Citation : 2011 Latest Caselaw 382 Del
Judgement Date : 21 January, 2011

Delhi High Court
M/S Ushak Kaal Advertising (P) ... vs Shri K.L. Shroff And Another on 21 January, 2011
Author: Valmiki J. Mehta
*             IN THE HIGH COURT OF DELHI AT NEW DELHI

+                         RFA No.151/2000

%                                                    21st January, 2011

M/S USHAK KAAL ADVERTISING (P) LTD.               ...... Appellant
                         Through:           Mr. Sunil Bagai, Advocate.


                          VERSUS


SHRI K.L. SHROFF AND ANOTHER                       ...... Respondent
                          Through:          Mr. J.S.Bakshi, Advocate.

CORAM:
HON'BLE MR. JUSTICE VALMIKI J.MEHTA

    1.   Whether the Reporters of local papers may be
         allowed to see the judgment?
    2.   To be referred to the Reporter or not?
    3.   Whether the judgment should be reported in the Digest?

VALMIKI J. MEHTA, J (ORAL)


1.            The challenge by means of this First Appeal under Section 96 of

the Code of Civil Procedure, 1908 is to the impugned judgment and decree

dated 19.1.2000 whereby the suit of respondent/plaintiff for recovery has

been decreed along with interest on account of non-payment by the

appellant of the bills of the respondent/plaintiff pertaining to printing jobs

which were done by the respondent/plaintiff for the appellant/defendant.

2.            Before this Court, learned counsel for the appellant argued that

the appellant was not responsible for any delay in payment and the delay

RFA No.151/2000                                                         Page 1 of 3
 caused in making the payment was on account of the respondent/plaintiff not

returning the positives.   He has argued that since the respondent/plaintiff

was thus guilty of breach of contract he was not entitled to any interest.

3.          This aspect of the matter has been dealt with by the Trial court in

the following words:

            "It is argued by the Ld.Counsel for the defendant that the
            plaintiff did not return the positives worth Rs.7,000/- to the
            defendant as per oral agreement between the parties and
            relied upon a judgment of the Hon'ble Supreme Court in
            Tax Sem Singh vs.
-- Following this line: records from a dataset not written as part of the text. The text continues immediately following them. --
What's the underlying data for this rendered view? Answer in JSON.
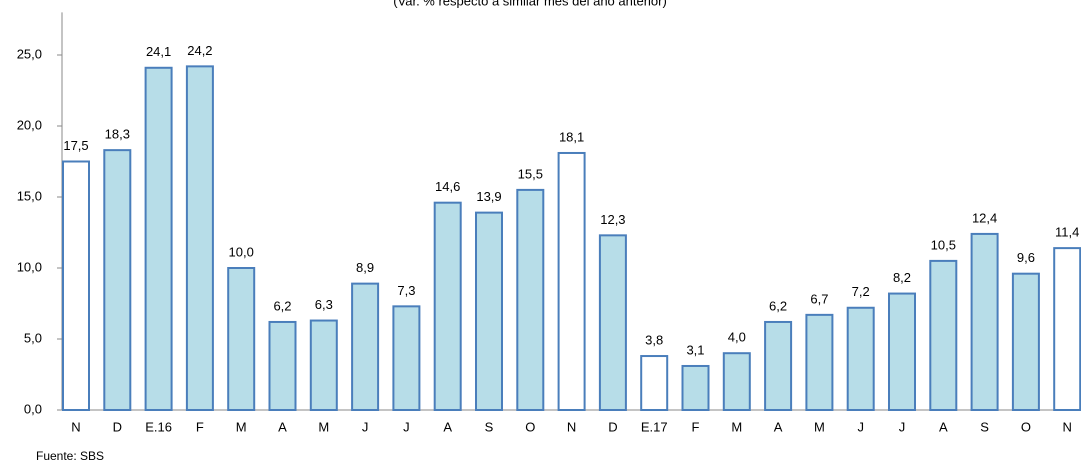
{
  "chart_data": {
    "type": "bar",
    "subtitle": "(Var. % respecto a similar mes del año anterior)",
    "source": "Fuente: SBS",
    "categories": [
      "N",
      "D",
      "E.16",
      "F",
      "M",
      "A",
      "M",
      "J",
      "J",
      "A",
      "S",
      "O",
      "N",
      "D",
      "E.17",
      "F",
      "M",
      "A",
      "M",
      "J",
      "J",
      "A",
      "S",
      "O",
      "N"
    ],
    "values": [
      17.5,
      18.3,
      24.1,
      24.2,
      10.0,
      6.2,
      6.3,
      8.9,
      7.3,
      14.6,
      13.9,
      15.5,
      18.1,
      12.3,
      3.8,
      3.1,
      4.0,
      6.2,
      6.7,
      7.2,
      8.2,
      10.5,
      12.4,
      9.6,
      11.4
    ],
    "value_labels": [
      "17,5",
      "18,3",
      "24,1",
      "24,2",
      "10,0",
      "6,2",
      "6,3",
      "8,9",
      "7,3",
      "14,6",
      "13,9",
      "15,5",
      "18,1",
      "12,3",
      "3,8",
      "3,1",
      "4,0",
      "6,2",
      "6,7",
      "7,2",
      "8,2",
      "10,5",
      "12,4",
      "9,6",
      "11,4"
    ],
    "colors": [
      "#ffffff",
      "#b7dde8",
      "#b7dde8",
      "#b7dde8",
      "#b7dde8",
      "#b7dde8",
      "#b7dde8",
      "#b7dde8",
      "#b7dde8",
      "#b7dde8",
      "#b7dde8",
      "#b7dde8",
      "#ffffff",
      "#b7dde8",
      "#ffffff",
      "#b7dde8",
      "#b7dde8",
      "#b7dde8",
      "#b7dde8",
      "#b7dde8",
      "#b7dde8",
      "#b7dde8",
      "#b7dde8",
      "#b7dde8",
      "#ffffff"
    ],
    "edgecolor": "#4a7ebb",
    "ylim": [
      0,
      28
    ],
    "yticks": [
      {
        "value": 0,
        "label": "0,0"
      },
      {
        "value": 5,
        "label": "5,0"
      },
      {
        "value": 10,
        "label": "10,0"
      },
      {
        "value": 15,
        "label": "15,0"
      },
      {
        "value": 20,
        "label": "20,0"
      },
      {
        "value": 25,
        "label": "25,0"
      }
    ]
  }
}
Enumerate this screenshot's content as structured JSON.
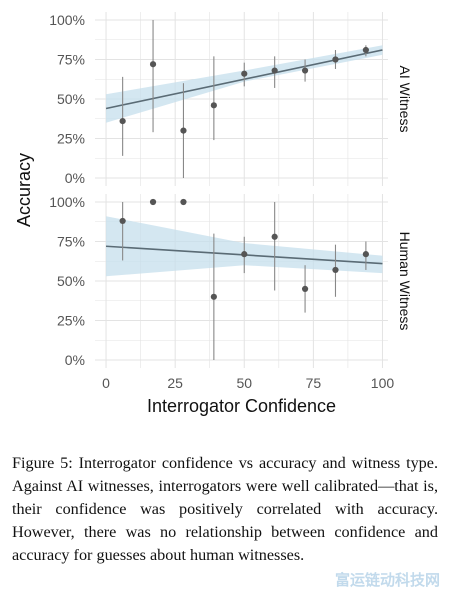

Sukhmender Singh (1998) 3 SCC 471
            that there can be equally binding contract between the
            parties on the basis of oral agreement unless the law
            requires the agreement to be in writing. However, the
            defendant has not pleaded in the written statement that
            there has been an oral agreement between the parties to
            return the positives to the defendant on completion of the
            job done. In its written statement, the defendant has only
            pleaded that they have given a payments schedule in their
            fax letter dated 19.3.97 and the defendant has not given
            date of handing over the positives to them. Rather DW-1
            admitted in cross-examination that he had neither verbally
            nor in writing demanded the positives. Even in the letter
            dated 4.12.96 Ex.PW1/115, fax message dated 20.9.97
            Ex.PW1/114 and last letter dated 1.6.98 Ex.PW1/19, the
            defendant did not demand the positives or cost thereof
            from the plaintiff. The value of the positives has not been
            pleaded by the defendant in the written statement but DW-
            1 deposed the same as Rs.7,000/-. But this deposition of
            DW-1is beyond pleadings and cannot be looked into. The
            defendant has neither claimed set off of the value of the
            positives nor filed counter claim against the plaintiff. So,
            when there is neither pleading on behalf of the defendant
            about the alleged oral agreement for return of positives nor
            claim by way of set off or counter claim, the admitted
            amount of Rs.69,530/- cannot be reduced by R s.7,000/-.
            The Ld. Counsel for the defendant relied upon a judgment
            of hon'ble Himachal Pradesh High Court Himachal Fruit
            Grower Co-operative Market and Processing Society Ltd. vs.
            Upper India Food Preservers and Processors AIIIIR 1984
RFA No.151/2000                                                     Page 2 of 3
             H.P.18 and pleaded that when there is breach on the part
            of the plaintiff and not on the part of the defendant, the
            plaintiff is not entitled to any damages or interest. But the
            defendant has failed to prove any oral agreement between
            the parties regarding return of positives by the plaintiff to
            the defendant and hence, it cannot be said that the plaintiff
            was at fault."

4.          I do not find any error whatsoever in the findings and conclusions

of the Trial Court. The Trial Court has correctly observed that neither in the

written statement there was any mention of any agreement to return the

positives and nor was the value of such positives mentioned. The Trial Court

has also referred to the last letter dated 1.6.98 being Ex.PW1/19 in which the

appellant/defendant did not demand the positives of the cost thereof from

the respondents/plaintiffs.

5.          In view of the above, I do not find any error in the impugned

judgment and decree. The appeal is therefore dismissed, leaving the parties

to bear their own costs.




JANUARY 21, 2011                                VALMIKI J. MEHTA, J.